24/03/2007
Ano 10 - Número 521


 

ENÉAS ATHANÁZIO
ARQUIVO

 

Enéas Athanázio


 

O RIO INVISÍVEL

 

Em 12 de julho de 1904, em Parral, no Chile, nascia Ricardo Neftalí Reyes y Basoalto, aquele que a partir de 1920 adotaria o nome profissional e literário de Pablo Neruda, um dos poucos escritores latino-americanos a receber o Prêmio Nobel e o mais célebre de todos, conhecido no mundo inteiro, detentor de incontáveis dignidades e dos maiores prêmios literários. Faleceu em Santiago do Chile, em 1973, poucos dias após o golpe que implantaria naquele país uma das mais sangrentas ditaduras da história de nosso continente. Para comemorar o centenário, marcado por eventos em vários recantos do planeta, acabo de reler “O Rio Invisível”, antologia em prosa e verso, reunindo os mais antigos trabalhos do poeta, aqueles que ele produziu na juventude, alguns quando tinha cerca de quatorze anos de idade. Publicado pela Bertrand Brasil, do Rio de Janeiro, em 1998, foi traduzido com esmero por Rolando Roque da Silva.
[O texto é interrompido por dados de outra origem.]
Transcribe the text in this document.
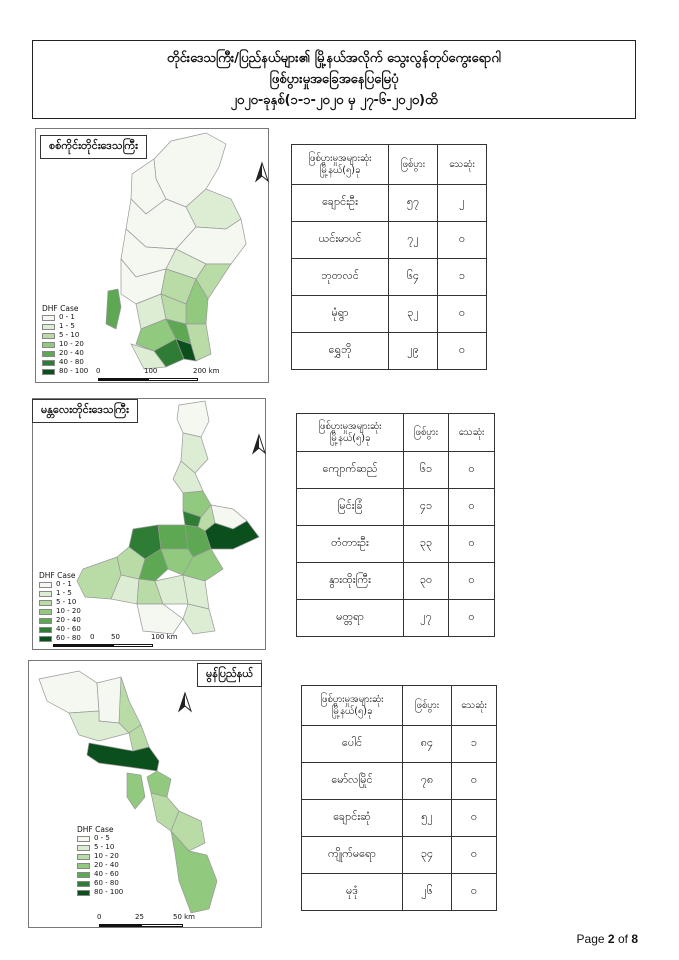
တိုင်းဒေသကြီး/ပြည်နယ်များ၏ မြို့နယ်အလိုက် သွေးလွန်တုပ်ကွေးရောဂါ
ဖြစ်ပွားမှုအခြေအနေပြမြေပုံ
၂၀၂၀-ခုနှစ်(၁-၁-၂၀၂၀ မှ ၂၇-၆-၂၀၂၀)ထိ
စစ်ကိုင်းတိုင်းဒေသကြီး
DHF Case
0 - 1
1 - 5
5 - 10
10 - 20
20 - 40
40 - 80
80 - 100 0	100	200 km
မန္တလေးတိုင်းဒေသကြီး
DHF Case
0 - 1
1 - 5
5 - 10
10 - 20
20 - 40
40 - 60
60 - 80 0 50	100 km
မွန်ပြည်နယ်
DHF Case
0 - 5
5 - 10
10 - 20
20 - 40
40 - 60
60 - 80
80 - 100
0	25	50 km
ဖြစ်ပွားမှုအများဆုံး
မြို့နယ်(၅)ခု	ဖြစ်ပွား	သေဆုံး
ချောင်းဦး	၅၇	၂
ယင်းမာပင်	၇၂	၀
ဘုတလင်	၆၄	၁
မုံရွာ	၃၂	၀
ရွှေဘို	၂၉	၀
ဖြစ်ပွားမှုအများဆုံး
မြို့နယ်(၅)ခု	ဖြစ်ပွား	သေဆုံး
ကျောက်ဆည်	၆၁	၀
မြင်းခြံ	၄၁	၀
တံတားဦး	၃၃	၀
နွားထိုးကြီး	၃၀	၀
မတ္တရာ	၂၇	၀
ဖြစ်ပွားမှုအများဆုံး
မြို့နယ်(၅)ခု	ဖြစ်ပွား	သေဆုံး
ပေါင်	၈၄	၁
မော်လမြိုင်	၇၈	၀
ချောင်းဆုံ	၅၂	၀
ကျိုက်မရော	၃၄	၀
မုဒုံ	၂၆	၀
Page 2 of 8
O volume foi organizado por Matilde Neruda, viúva do poeta, cujo nome de solteira era Matilde Urrutia, e anotado por Jorge Edwards, um dos maiores conhecedores da obra do poeta e autor da excelente biografia “Adeus Poeta”, traduzida e publicada no Brasil. “Por isso levo um invisível rio em minhas veias”, versos de um de seus poemas, é a epígrafe que introduz ao livro.
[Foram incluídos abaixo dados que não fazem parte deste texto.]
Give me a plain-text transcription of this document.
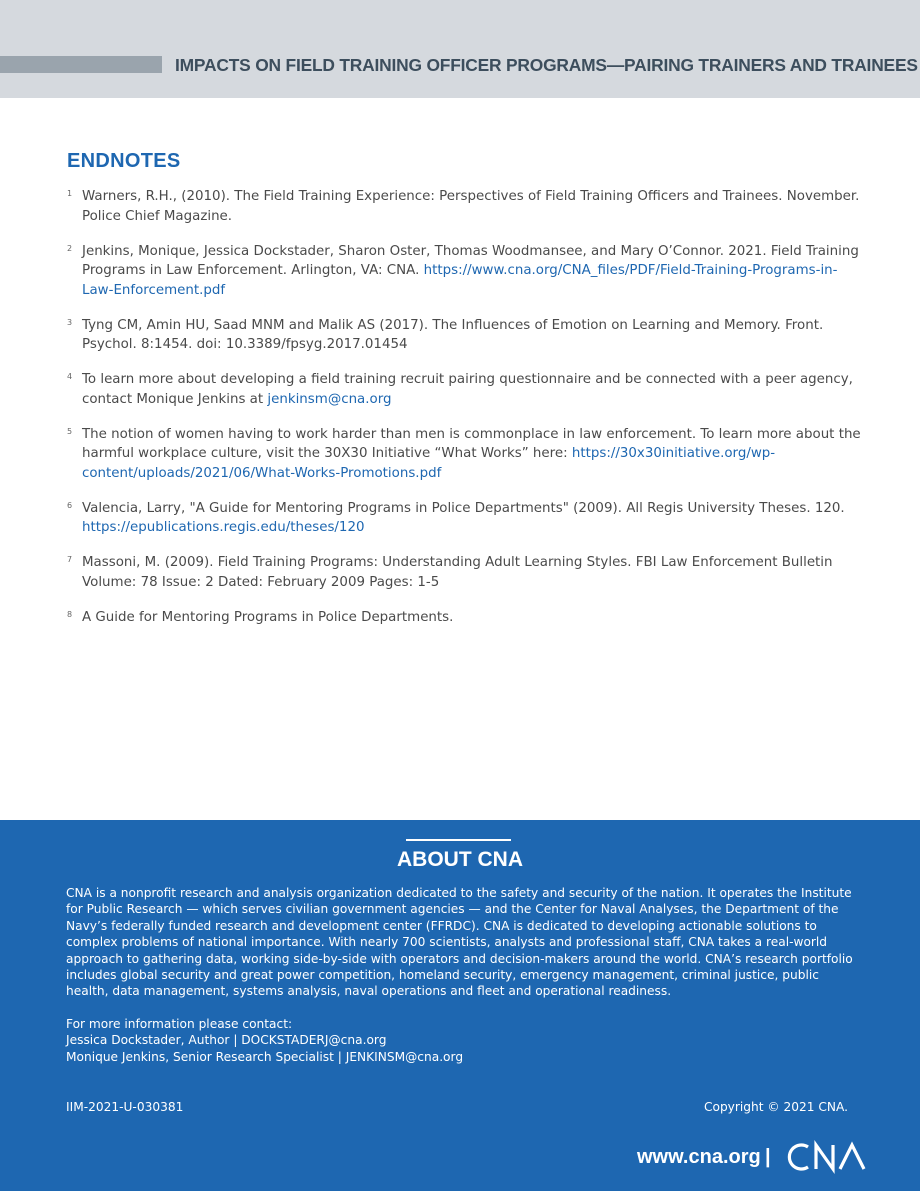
IMPACTS ON FIELD TRAINING OFFICER PROGRAMS—PAIRING TRAINERS AND TRAINEES
ENDNOTES
1 Warners, R.H., (2010). The Field Training Experience: Perspectives of Field Training Officers and Trainees. November. Police Chief Magazine.
2 Jenkins, Monique, Jessica Dockstader, Sharon Oster, Thomas Woodmansee, and Mary O’Connor. 2021. Field Training Programs in Law Enforcement. Arlington, VA: CNA. https://www.cna.org/CNA_files/PDF/Field-Training-Programs-in-Law-Enforcement.pdf
3 Tyng CM, Amin HU, Saad MNM and Malik AS (2017). The Influences of Emotion on Learning and Memory. Front. Psychol. 8:1454. doi: 10.3389/fpsyg.2017.01454
4 To learn more about developing a field training recruit pairing questionnaire and be connected with a peer agency, contact Monique Jenkins at jenkinsm@cna.org
5 The notion of women having to work harder than men is commonplace in law enforcement. To learn more about the harmful workplace culture, visit the 30X30 Initiative “What Works” here: https://30x30initiative.org/wp-content/uploads/2021/06/What-Works-Promotions.pdf
6 Valencia, Larry, "A Guide for Mentoring Programs in Police Departments" (2009). All Regis University Theses. 120. https://epublications.regis.edu/theses/120
7 Massoni, M. (2009). Field Training Programs: Understanding Adult Learning Styles. FBI Law Enforcement Bulletin Volume: 78 Issue: 2 Dated: February 2009 Pages: 1-5
8 A Guide for Mentoring Programs in Police Departments.
ABOUT CNA

CNA is a nonprofit research and analysis organization dedicated to the safety and security of the nation. It operates the Institute for Public Research — which serves civilian government agencies — and the Center for Naval Analyses, the Department of the Navy’s federally funded research and development center (FFRDC). CNA is dedicated to developing actionable solutions to complex problems of national importance. With nearly 700 scientists, analysts and professional staff, CNA takes a real-world approach to gathering data, working side-by-side with operators and decision-makers around the world. CNA’s research portfolio includes global security and great power competition, homeland security, emergency management, criminal justice, public health, data management, systems analysis, naval operations and fleet and operational readiness.

For more information please contact:
Jessica Dockstader, Author | DOCKSTADERJ@cna.org
Monique Jenkins, Senior Research Specialist | JENKINSM@cna.org
IIM-2021-U-030381	Copyright © 2021 CNA.
www.cna.org |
Embora escritos na extrema juventude, naquela fase em que a vida é uma surpresa e as experiências são poucas, os trabalhos já revelam o grande poeta e prosador que viria a ser seu autor, mestre no manuseio da palavra e na justa expressão de idéias e sentimentos. Além da admirável riqueza de linguagem numa pessoa tão jovem, fornece indicações de rumos que ele tomaria na vida, tornando-se um “globe-trotter” como poucos, misto de aventureiro, revolucionário e intelectual voltado para as causas dos infelizes, contribuindo de forma decisiva para a disseminação de sua poesia. Alguns de seus poemas foram declamados em tantos lugares e ocasiões que quase se tornaram canções de luta, como o célebre “Poema XX”, o preferido de Gabriel García Márquez. “Confesso que Vivi” e “Pelas Praias do Mundo”, livros de suas memórias, têm sido dos mais lidos no gênero em todo o mundo, reconstruindo uma vida rica de incidentes, aventuras e obras literárias. Mesmo aureolado pelo sucesso, jamais deixou de ser um homem do povo e vibrava quando alguma pessoa anônima recitava seus versos. Seu eterno coração de menino o levava a colecionar brinquedos, caravelas, moluscos, originais de obras literárias e livros. “Isla Negra”, sua célebre morada, se tornou atração turística, conhecida no mundo inteiro.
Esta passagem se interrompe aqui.